韓国外交部(省に相当、以下同じ)の康京和(カン・ギョンファ)長官は5日、米CNN放送とのインタビューに応じ「北朝鮮が11月29日に発射したミサイルが大陸間弾道ミサイル(ICBM)である具体的な根拠はない」とする韓国政府の立場を改めて繰り返した。康長官は文在寅(ムン・ジェイン)大統領が米国のトランプ大統領に語った技術的問題を取り上げ「北朝鮮がICBM技術を確保したとは立証できない」と主張しているのだ。これに対してCNNのインタビュアーは「(韓国では)誰もがダチョウのように頭を地面に埋めているのでは」と指摘した。ダチョウは猛獣に追われると頭だけを地面に埋めて周りを見ず安心するそうだ。つまり韓国政府の言動はダチョウとよく似ているというのだ。

 CNNのインタビュアーによるこの「ダチョウ」発言は具体的に誰かを名指ししたものではなかったが、北朝鮮の核問題という現実を過小評価し、顔を背けようとする韓国政府のことを言ったのは間違いない。米中央情報局は報告書の中で「北朝鮮のICBMを阻止する期限はもう3カ月しか残っていない」と指摘している。つまり米国では政府も民間も「北朝鮮によるICBMの完成は目前に迫った」と考えているが、韓国は「北朝鮮はレッドラインを越えていない」と主張し続けている。米国が韓国のことをどう考えるか十分に想像がつくというものだ。

 北朝鮮と隣接する中国吉林省の機関紙は、北朝鮮で核をめぐる有事が発生した際の対応要領などを1面全てを割いて報じた。この報道が問題視されると、中国国営の環球時報は「北朝鮮による第1次の攻撃対象は韓国なので心配するな」という趣旨の社説を掲載した。ところが文大統領は6日に国内の宗教指導者たちを招いた懇談の席で「北朝鮮の核問題は北朝鮮と米国が中心にならざるを得ない」と述べた。中国は「韓国が攻撃対象」としているが、韓国の大統領はこれを「米朝間の問題」と言っているのだ。
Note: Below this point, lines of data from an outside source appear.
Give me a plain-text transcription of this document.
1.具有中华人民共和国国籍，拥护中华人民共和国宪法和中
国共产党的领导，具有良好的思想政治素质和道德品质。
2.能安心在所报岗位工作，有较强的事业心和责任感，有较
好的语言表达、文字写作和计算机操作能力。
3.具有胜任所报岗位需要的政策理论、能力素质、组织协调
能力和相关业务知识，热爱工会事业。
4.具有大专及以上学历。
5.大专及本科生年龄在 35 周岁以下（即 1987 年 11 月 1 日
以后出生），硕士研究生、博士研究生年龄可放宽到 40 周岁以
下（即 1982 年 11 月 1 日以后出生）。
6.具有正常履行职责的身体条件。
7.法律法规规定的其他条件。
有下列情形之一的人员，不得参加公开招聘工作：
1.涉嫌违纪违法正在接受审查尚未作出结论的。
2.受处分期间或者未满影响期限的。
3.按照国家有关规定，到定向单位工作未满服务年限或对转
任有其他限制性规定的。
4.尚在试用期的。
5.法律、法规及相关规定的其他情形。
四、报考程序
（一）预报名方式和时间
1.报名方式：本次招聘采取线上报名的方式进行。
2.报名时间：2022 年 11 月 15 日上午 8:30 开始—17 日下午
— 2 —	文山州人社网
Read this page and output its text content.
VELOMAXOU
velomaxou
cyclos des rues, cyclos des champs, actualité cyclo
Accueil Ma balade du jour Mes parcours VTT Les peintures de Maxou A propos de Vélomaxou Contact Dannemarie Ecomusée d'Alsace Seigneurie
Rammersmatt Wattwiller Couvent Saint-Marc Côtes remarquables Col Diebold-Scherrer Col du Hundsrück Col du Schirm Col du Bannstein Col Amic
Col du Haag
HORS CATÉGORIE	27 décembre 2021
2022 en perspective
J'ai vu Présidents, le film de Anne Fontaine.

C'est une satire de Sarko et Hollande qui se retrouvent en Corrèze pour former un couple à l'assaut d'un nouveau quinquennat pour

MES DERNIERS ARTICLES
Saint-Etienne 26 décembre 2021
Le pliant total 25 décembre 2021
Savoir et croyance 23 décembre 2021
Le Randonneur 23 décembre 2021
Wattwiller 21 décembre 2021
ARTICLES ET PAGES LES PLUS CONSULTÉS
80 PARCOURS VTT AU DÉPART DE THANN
 このままでは北朝鮮による「核兵器を搭載したICBMの完成」を阻止できなくなる可能性が高い。そうなると米国は韓国政府の反対を無視して軍事攻撃を始めるか、あるいはそれまでの方針を180度転換して北朝鮮との対話に乗り出すかもしれない。現実的に考えて後者の可能性の方がより高いだろう。今米国は「北朝鮮の核保有を認めるような交渉はしない」としているが、来年中間選挙を控えたトランプ政権がいかなる対応を取るかは実のところ全く予測できない。もし米朝対話が本当に始まれば、これは北朝鮮による核武装の完成を意味する。そうなれば公式的であれ非公式であれ、いずれにしても北朝鮮の核保有が認められるのは時間の問題でしかなくなるだろう。

 しかしこの状況を韓国政府が歓迎することも考えられる。韓国政府と与党「共に民主党」からはすでに「北朝鮮の核武装完成の主張を南北対話再開のきっかけにせよ」とする声が出始めている。文大統領も「夜明け前が最も暗い」という言葉で南北対話の実現に期待を示した。文大統領に政策の助言を行っている林東源(イム・ドンウォン)元統一部長官は7日「南北関係改善を通じた米朝関係のけん引」を提案し、イ・ヘチャン議員は南北首脳会談の開催を主張している。

 韓国政府が北朝鮮の核ミサイル完成という最悪の事態から顔を背け、北朝鮮集団と「平和に向けた対話」を行うようになれば、これは全て金正恩(キム・ジョンウン)朝鮮労働党委員長の思惑通りだ。北朝鮮に対する制裁は緩み、韓国政府も国民も「韓国を狙った核爆弾など存在しない」と自分たちをだまし続けるだろう。ダチョウが頭を土に埋めた後はどうなるか、それは誰もが知っていることだ。